Mon père fixa sur lui son regard droit, impérieux, qu'on soutenait difficilement. Et grand-père, aussitôt, prit son air le plus innocent, celui-là même que je lui avais vu prendre quand nous avions rencontré maman dans la rue et qu'il avait dit : « Nous allons acheter un journal. »
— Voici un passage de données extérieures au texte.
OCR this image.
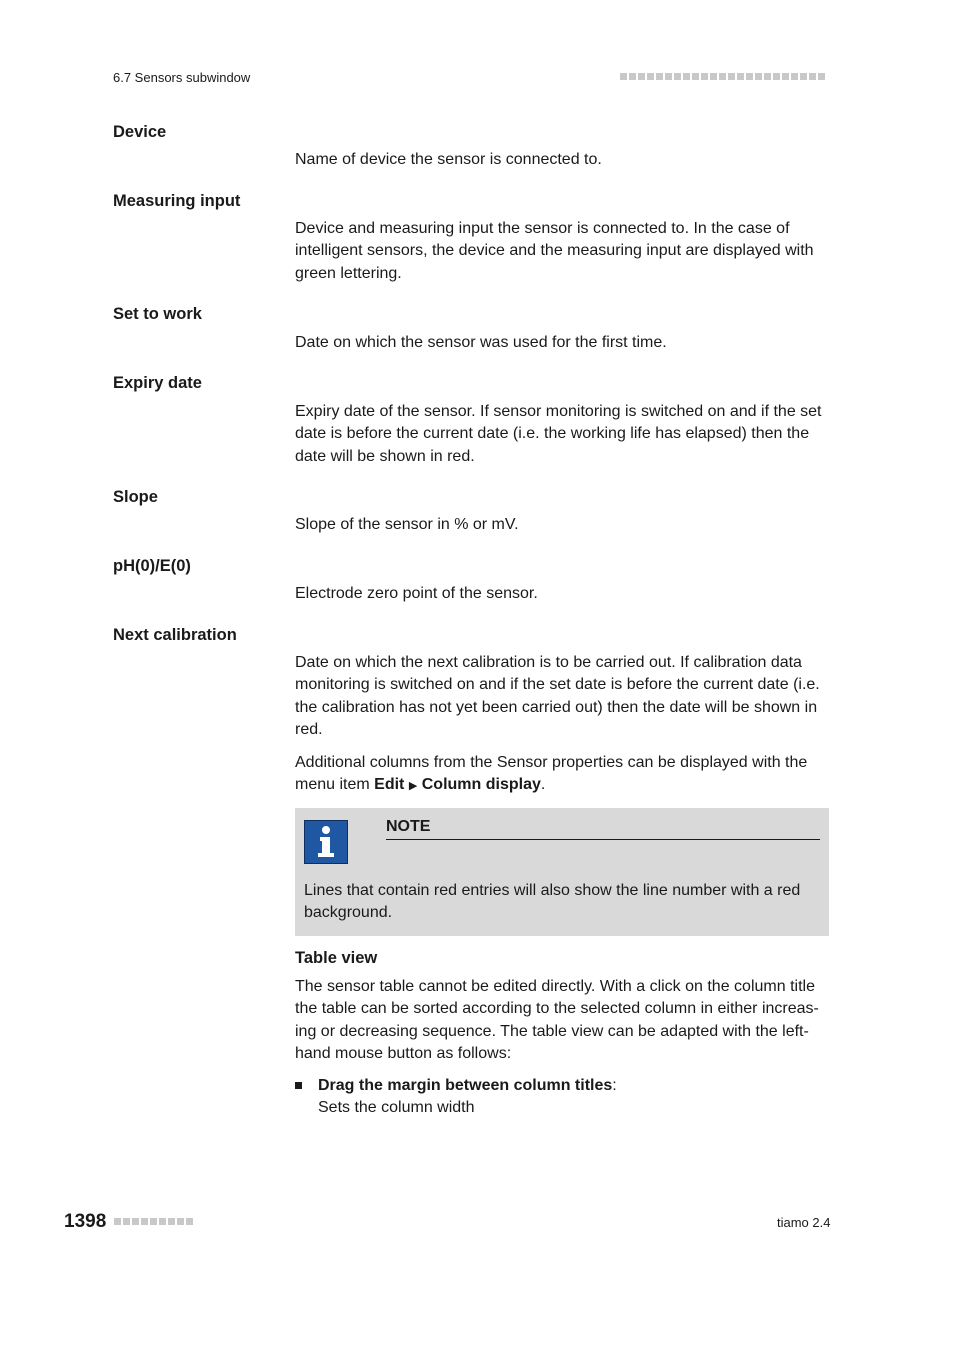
6.7 Sensors subwindow
Device
Name of device the sensor is connected to.
Measuring input
Device and measuring input the sensor is connected to. In the case of intelligent sensors, the device and the measuring input are displayed with green lettering.
Set to work
Date on which the sensor was used for the first time.
Expiry date
Expiry date of the sensor. If sensor monitoring is switched on and if the set date is before the current date (i.e. the working life has elapsed) then the date will be shown in red.
Slope
Slope of the sensor in % or mV.
pH(0)/E(0)
Electrode zero point of the sensor.
Next calibration
Date on which the next calibration is to be carried out. If calibration data monitoring is switched on and if the set date is before the current date (i.e. the calibration has not yet been carried out) then the date will be shown in red.
Additional columns from the Sensor properties can be displayed with the menu item Edit ▶ Column display.
NOTE
Lines that contain red entries will also show the line number with a red background.
Table view
The sensor table cannot be edited directly. With a click on the column title the table can be sorted according to the selected column in either increasing or decreasing sequence. The table view can be adapted with the left-hand mouse button as follows:
Drag the margin between column titles:
Sets the column width
1398	tiamo 2.4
Ce chef mystérieux et terrible, dont Martinod craignait, au café, l'intervention dans l'assaut donné à la mairie, je devinai instantanément que c'était mon père. Ce ne pouvait être que lui, et comment n'aurait-il pas gagné la bataille ? Il suffisait de le regarder. La victoire, il la portait sur lui. Les signes de la supériorité, mes yeux d'enfant, encore loyaux et clairs, les voyaient rayonner sur son front. Je ne crois pas les avoir ainsi distingués plus tard chez personne. Et comment me serais-je douté que la supériorité pour le succès ne signifie pas grand'chose, car on forge contre elle dans l'ombre toutes sortes d'armes suspectes ? Je pouvais bien me glisser hors de l'influence de mon père, du moins je ne songeais pas à le diminuer.
La surveillance que d'habitude on exerçait sur moi fut ralentie par la maladie de Nicole qui exigeait continuellement la présence maternelle. J'avais remarqué aussi que mon père profitait de ses rares loisirs pour causer avec Mélanie, sortir avec Mélanie, se promener avec Mélanie. Il lui témoignait, plus qu'à l'ordinaire, une affection à la fois attendrie et réservée, presque respectueuse, et il la recouvrait de sa force comme si quelqu'un menaçait sa fille aînée ou prétendait la lui prendre. Quant à tante Dine qui professait un culte pour ses neveux et nièces, chacun pris à part ou tous pris en bloc, elle affirmait à travers les marches de l'escalier que j'étais un enfant modèle et un fils exemplaire, et même attribuait à son frère une portion de cet heureux résultat.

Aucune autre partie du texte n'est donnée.